Only now that he's dead, what will it matter if I'm his daughter or not? The thought filled her with dismay. She wondered if that man Rash had been right, if Father would leave her enough money to be very rich and buy her own theatre. That would be nice, wouldn't it? That would solve everything. Of course, Sevet would have just as much money and would probably buy her own theatre, too, just because she would have to overshadow Kokor as usual and steal any chance of glory, but Kokor would simply show herself to be the better promoter and drive Sevet's miserable imitative theatre into the dust, and, when it failed, all Sevet's inheritance would be lost, while Kokor would be the leading figure in Basilican theatre, and the day would come when Sevet would come to Kokor and beg her to put her in the starring role in one of her plays, and Kokor would embrace her sister and weep and say, "Oh, my darling sister, I'd love nothing better than to put on your little play, but I have a responsibility to my backers, my sweet, and I can't very well risk their money on a show starring a singer who is clearly past her prime"

Oh, it was a delicious dream! Never mind that Sevet was only a single year older-to Kokor that made all the difference. Sevet might be ahead now, but someday soon youth would be more valuable than age to them, and then it would be Kokor who had the advantage. Youth and beauty-Kokor would always have more of both than Sevet. And she was every bit as talented as Sevet, too.

Now she was home, the little place that she and Obring rented in Hill Town. It was modest, but decorated in exquisite taste. That much, at least, she had learned from her Aunt Dhelembuvex-Obring's mother-that it's better to have a small setting perfectly finished than a large setting badly done. "A woman must present herself as the blossom of perfection," Auntie Dhel always said. Kokor herself had written it much better, in an aphorism she had published back when she was only fifteen, before she married Obring and left Mother's house:

A perfect bud of subtle color and delicate scent is more welcome than a showy bloom, which shouts for attention but has nothing to show that can't be seen in the first glance, or smelled in the first whiff.

Kokor had been proudest of the way the lines about the perfect bud were short and simple phrases, while the lines about the showy bloom were long and awkward. But to her disappointment no noted melodist had made an aria of her aphorism, and the young ones who came to her with their tunes were all talentless pretenders who had no idea how to make a song that would suit a voice like Kokor's. She didn't even sleep with any of them, except the one whose face was so shy and sweet. Ah, he was a tiger in the darkness, wasn't he! She had kept him for three days, but he would insist on singing his tunes to her, and so she sent him on his way.

What was his name?

She was on the verge of remembering who he was as she entered the house and heard a strange hooting sound from the back room. Like the baboons who lived across Little Lake, their pant-hoots as they babbled to each other in their nothing language. "Oh. Hoo. Oo-oo. Hoooo."
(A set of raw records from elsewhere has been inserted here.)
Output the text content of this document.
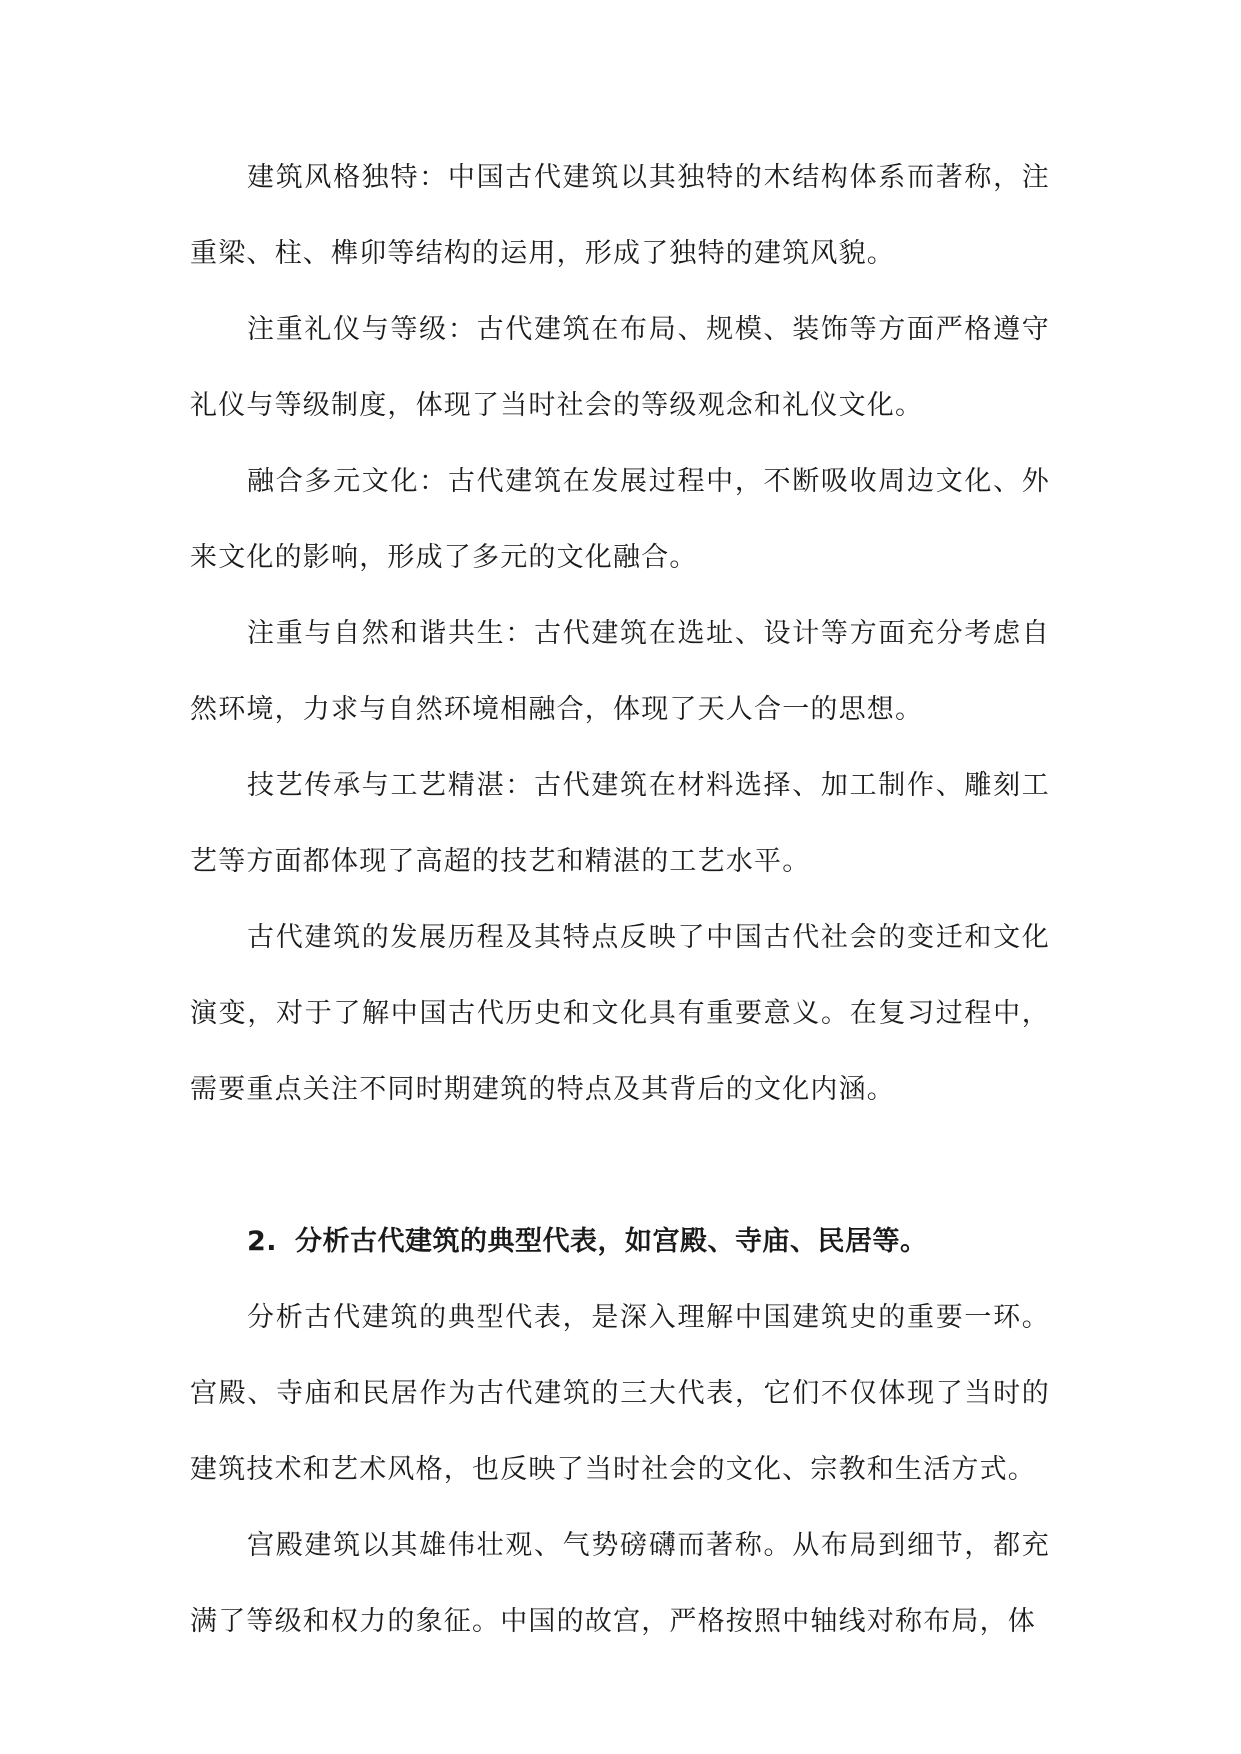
建筑风格独特：中国古代建筑以其独特的木结构体系而著称，注重梁、柱、榫卯等结构的运用，形成了独特的建筑风貌。

注重礼仪与等级：古代建筑在布局、规模、装饰等方面严格遵守礼仪与等级制度，体现了当时社会的等级观念和礼仪文化。

融合多元文化：古代建筑在发展过程中，不断吸收周边文化、外来文化的影响，形成了多元的文化融合。

注重与自然和谐共生：古代建筑在选址、设计等方面充分考虑自然环境，力求与自然环境相融合，体现了天人合一的思想。

技艺传承与工艺精湛：古代建筑在材料选择、加工制作、雕刻工艺等方面都体现了高超的技艺和精湛的工艺水平。

古代建筑的发展历程及其特点反映了中国古代社会的变迁和文化演变，对于了解中国古代历史和文化具有重要意义。在复习过程中，需要重点关注不同时期建筑的特点及其背后的文化内涵。

2. 分析古代建筑的典型代表，如宫殿、寺庙、民居等。

分析古代建筑的典型代表，是深入理解中国建筑史的重要一环。宫殿、寺庙和民居作为古代建筑的三大代表，它们不仅体现了当时的建筑技术和艺术风格，也反映了当时社会的文化、宗教和生活方式。

宫殿建筑以其雄伟壮观、气势磅礴而著称。从布局到细节，都充满了等级和权力的象征。中国的故宫，严格按照中轴线对称布局，体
Only it wasn't baboons, was it? And the sound came from the bedroom, up the winding stair, moonlight from the roof window lighting the way as Kokor rushed upward, running the stairs on tiptoe, silently, for she knew that she would find her husband Obring with some whore of his in Kokor's bed, and that was unspeakable, a breach of all decency, hadn't he any consideration for her at all? She never brought her lovers home, did she? She never let them sweat on his sheets, did she? Fair was fair, and it would be a glorious scene of injured pride when she thrust the little tartlet out of the house without her clothes! so she'd have to go home naked and then Kokor would see how Obring apologized to her and how he'd make it up to her, all his vows and apologies and whimpering but there was no doubt about it now, she would not renew him when their contract came up and then he'd find out what happens to a man who throws his faithlessness in Kokor's face.